At least 76 out of 682 analyzed clones were found to represent transcripts increased in abundance by irradiation, generally
by a factor of 2-3 but much greater for at least one transcript. Sequencing of the inserts of these clones is in progress.
Some clones were found to have previously unreported insert DNA sequences, while others represent ubiquitin, ferritin light
chain, 12.3 protein (related to G-[beta] proteins) and subunits of mitochondrial NADH dehydrogenase. These results indicate
that a variety of transcripts are increased moderately during radiation-induced neuroblast cell death. Additional more strongly
activated genes, which are expected in the triggering of cell death, are being sought currently.
Sequence and Characterization of the Hox A7 Gene. The Hox A7 gene is a mouse gene characterized by the presence of a homeobox
region typical of the Antennapedia class of proteins found in Drosophila. Starting with a clone derived from mouse genomic
DNA, the complete sequence of the structural gene, as well as upstream and downstream regulatory regions, were determined.
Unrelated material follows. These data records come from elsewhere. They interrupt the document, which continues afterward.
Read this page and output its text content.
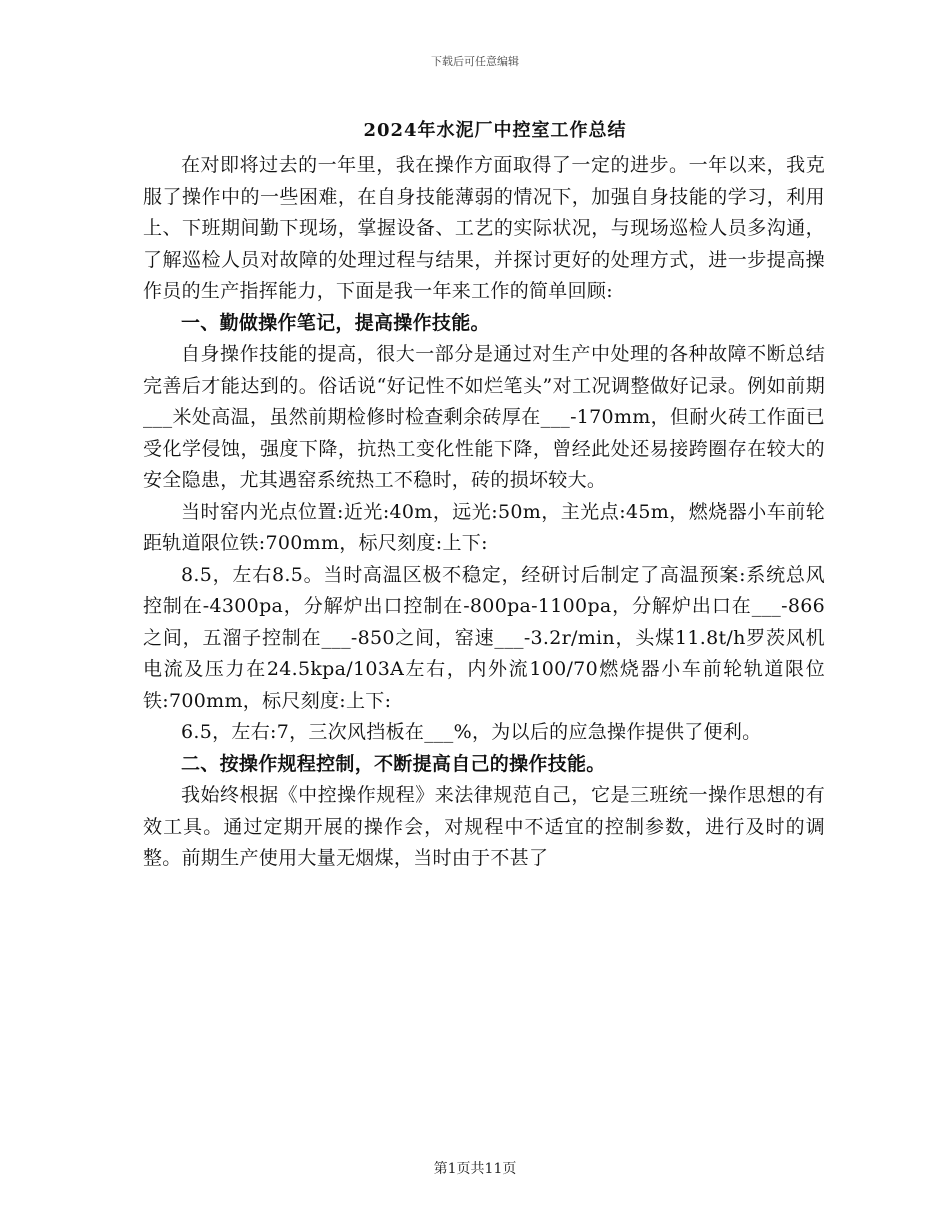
下载后可任意编辑
2024年水泥厂中控室工作总结

在对即将过去的一年里，我在操作方面取得了一定的进步。一年以来，我克服了操作中的一些困难，在自身技能薄弱的情况下，加强自身技能的学习，利用上、下班期间勤下现场，掌握设备、工艺的实际状况，与现场巡检人员多沟通，了解巡检人员对故障的处理过程与结果，并探讨更好的处理方式，进一步提高操作员的生产指挥能力，下面是我一年来工作的简单回顾:

一、勤做操作笔记，提高操作技能。

自身操作技能的提高，很大一部分是通过对生产中处理的各种故障不断总结完善后才能达到的。俗话说“好记性不如烂笔头”对工况调整做好记录。例如前期___米处高温，虽然前期检修时检查剩余砖厚在___-170mm，但耐火砖工作面已受化学侵蚀，强度下降，抗热工变化性能下降，曾经此处还易接跨圈存在较大的安全隐患，尤其遇窑系统热工不稳时，砖的损坏较大。

当时窑内光点位置:近光:40m，远光:50m，主光点:45m，燃烧器小车前轮距轨道限位铁:700mm，标尺刻度:上下:

8.5，左右8.5。当时高温区极不稳定，经研讨后制定了高温预案:系统总风控制在-4300pa，分解炉出口控制在-800pa-1100pa，分解炉出口在___-866之间，五溜子控制在___-850之间，窑速___-3.2r/min，头煤11.8t/h罗茨风机电流及压力在24.5kpa/103A左右，内外流100/70燃烧器小车前轮轨道限位铁:700mm，标尺刻度:上下:

6.5，左右:7，三次风挡板在___%，为以后的应急操作提供了便利。

二、按操作规程控制，不断提高自己的操作技能。

我始终根据《中控操作规程》来法律规范自己，它是三班统一操作思想的有效工具。通过定期开展的操作会，对规程中不适宜的控制参数，进行及时的调整。前期生产使用大量无烟煤，当时由于不甚了

第1页共11页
A variety of studies have led to the assignment in this sequence of the probable transcription start site as well as likely
regions for the interaction with proteins that regulate transcription.
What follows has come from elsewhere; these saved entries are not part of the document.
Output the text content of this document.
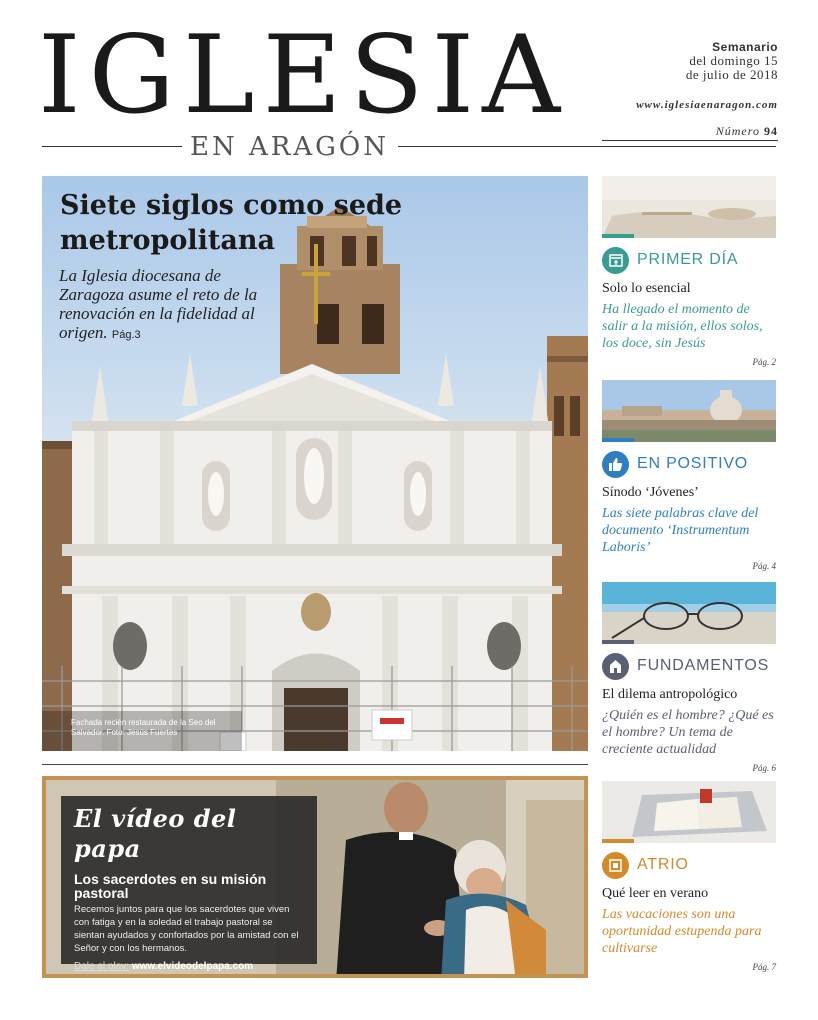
IGLESIA
EN ARAGÓN
Semanario
del domingo 15
de julio de 2018
www.iglesiaenaragon.com
Número 94
Siete siglos como sede metropolitana
La Iglesia diocesana de Zaragoza asume el reto de la renovación en la fidelidad al origen. Pág.3
Fachada recién restaurada de la Seo del Salvador. Foto: Jesús Fuertes
El vídeo del papa
Los sacerdotes en su misión pastoral
Recemos juntos para que los sacerdotes que viven con fatiga y en la soledad el trabajo pastoral se sientan ayudados y confortados por la amistad con el Señor y con los hermanos.
Dale al play: www.elvideodelpapa.com
PRIMER DÍA
Solo lo esencial
Ha llegado el momento de salir a la misión, ellos solos, los doce, sin Jesús
Pág. 2
EN POSITIVO
Sínodo ‘Jóvenes’
Las siete palabras clave del documento ‘Instrumentum Laboris’
Pág. 4
FUNDAMENTOS
El dilema antropológico
¿Quién es el hombre? ¿Qué es el hombre? Un tema de creciente actualidad
Pág. 6
ATRIO
Qué leer en verano
Las vacaciones son una oportunidad estupenda para cultivarse
Pág. 7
Site-specific Mutagenesis of Presumptive ATP Binding Sites in Escherichia coli Adenylyl Cylcase. The region of the enzyme
bounded by Alanine 190 and Arginine 197 was studied as a probable region for substrate binding. Site-directed mutagenesis
was carried out on Lysine 196 by replacing this residue with a variety of other amino acids. It was found that replacement
with other basic amino acids led to retention of some activity, while replacement with other classes of amino acids generally
led to abolition of activity. The conclusion from these studies is that the charge in the vicinity of Lysine 196 is crucial
for enzymatic activity.
Sequence and Organization of a Monocistronic ptsH Operon in Mycoplasma. A sequencing project, designed to isolate genomic
clones for the enzymes of the transport system known as the phosphoenolpyruvate: sugar phosphotransferase system (PTS), was
undertaken. Several clones were isolated that allowed the determination of the sequence of the gene encoding the PTS phosphocarrier
protein known as HPr as well as of flanking regions upstream and that the gene encoding HPr (the ptsH gene) was located in
an operon that is monocistronic. This is in marked contrast to the organization of all previously sequenced ptsH genes in
other organisms where the ptsH gene is found in a polycistronic operon.